While the entire region struggles to confront the drought, two areas controlled by the Shabab are the only two in the region where the United Nations has declared a famine. Somalis report that the militants are diverting rivers away from poor villages to farmers who pay them taxes, and have forced many to live in camps outside Mogadishu. According to reports, the camps are violent, squalid places almost completely cut off from international food aid.
The disaster unfolding in Somalia is a prime example of what Christian Parenti calls "the catastrophic convergence":
Climate change arrives in a world primed for crisis. The current and impending dislocations of climate change intersect with the already-existing crises of poverty and violence.

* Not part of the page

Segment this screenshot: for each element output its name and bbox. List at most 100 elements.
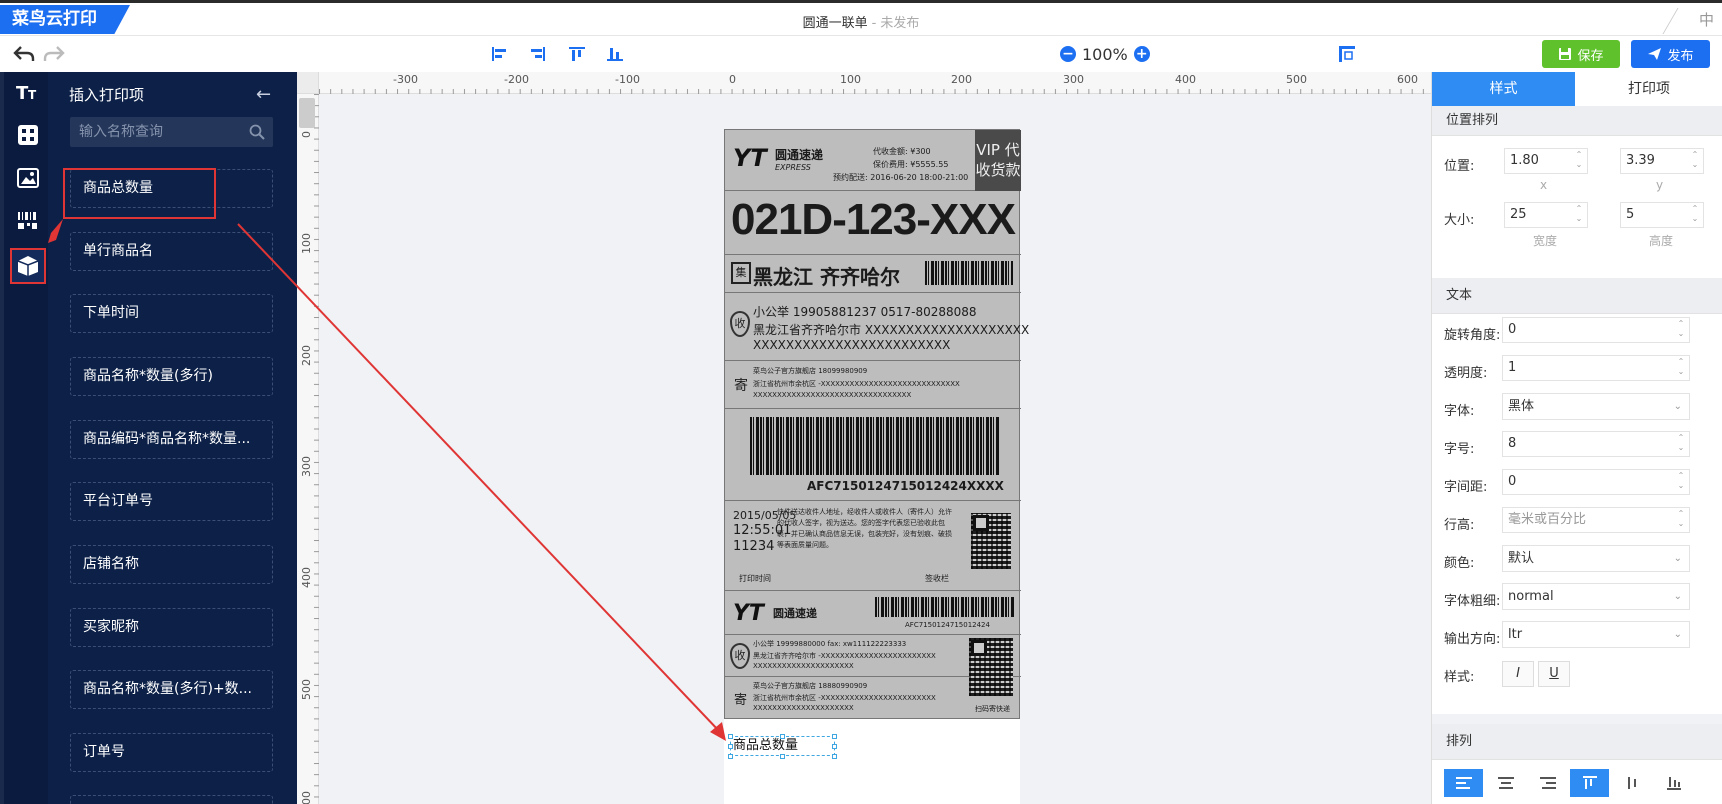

I call this collision of political, economic, and environmental disasters the catastrophic convergence. By catastrophic convergence, I do not merely mean that several disasters happen simultaneously, one problem atop another. Rather, I argue that problems compound and amplify each other, one expressing itself through another.
Societies, like people, deal with new challenges in ways that are conditioned by the traumas of their past. Thus, damaged societies, like damaged people, often respond to new crises in ways that are irrational, shortsighted, and self-destructive. In the case of climate change, the prior traumas that set the stage for bad adaptation, the destructive social response, are Cold War-era militarism and the economic pathologies of neoliberal capitalism. Over the last forty years, both these forces have distorted the state's relationship to society - removing and undermining the state's collectivist, regulatory, and redistributive functions, while overdeveloping its repressive and military capacities. This, I argue, inhibits society's ability to avoid violent dislocations as climate change kicks in. (p. 7-8)
Somalia and the Horn of Africa was ground zero for the Cold War struggle between the U.S. and the Soviet bloc (with the Cubans playing a key role) in the late 1970s. The dueling powers intervened war between Somalia and Ethiopia, now on one side and now on another, in an attempt to set up a sphere of influence in a strategically important region. Parenti details the history of the war, the machinations of the superpowers, and the disintegration of the Somali in Chapter 7 of Tropic of Chaos.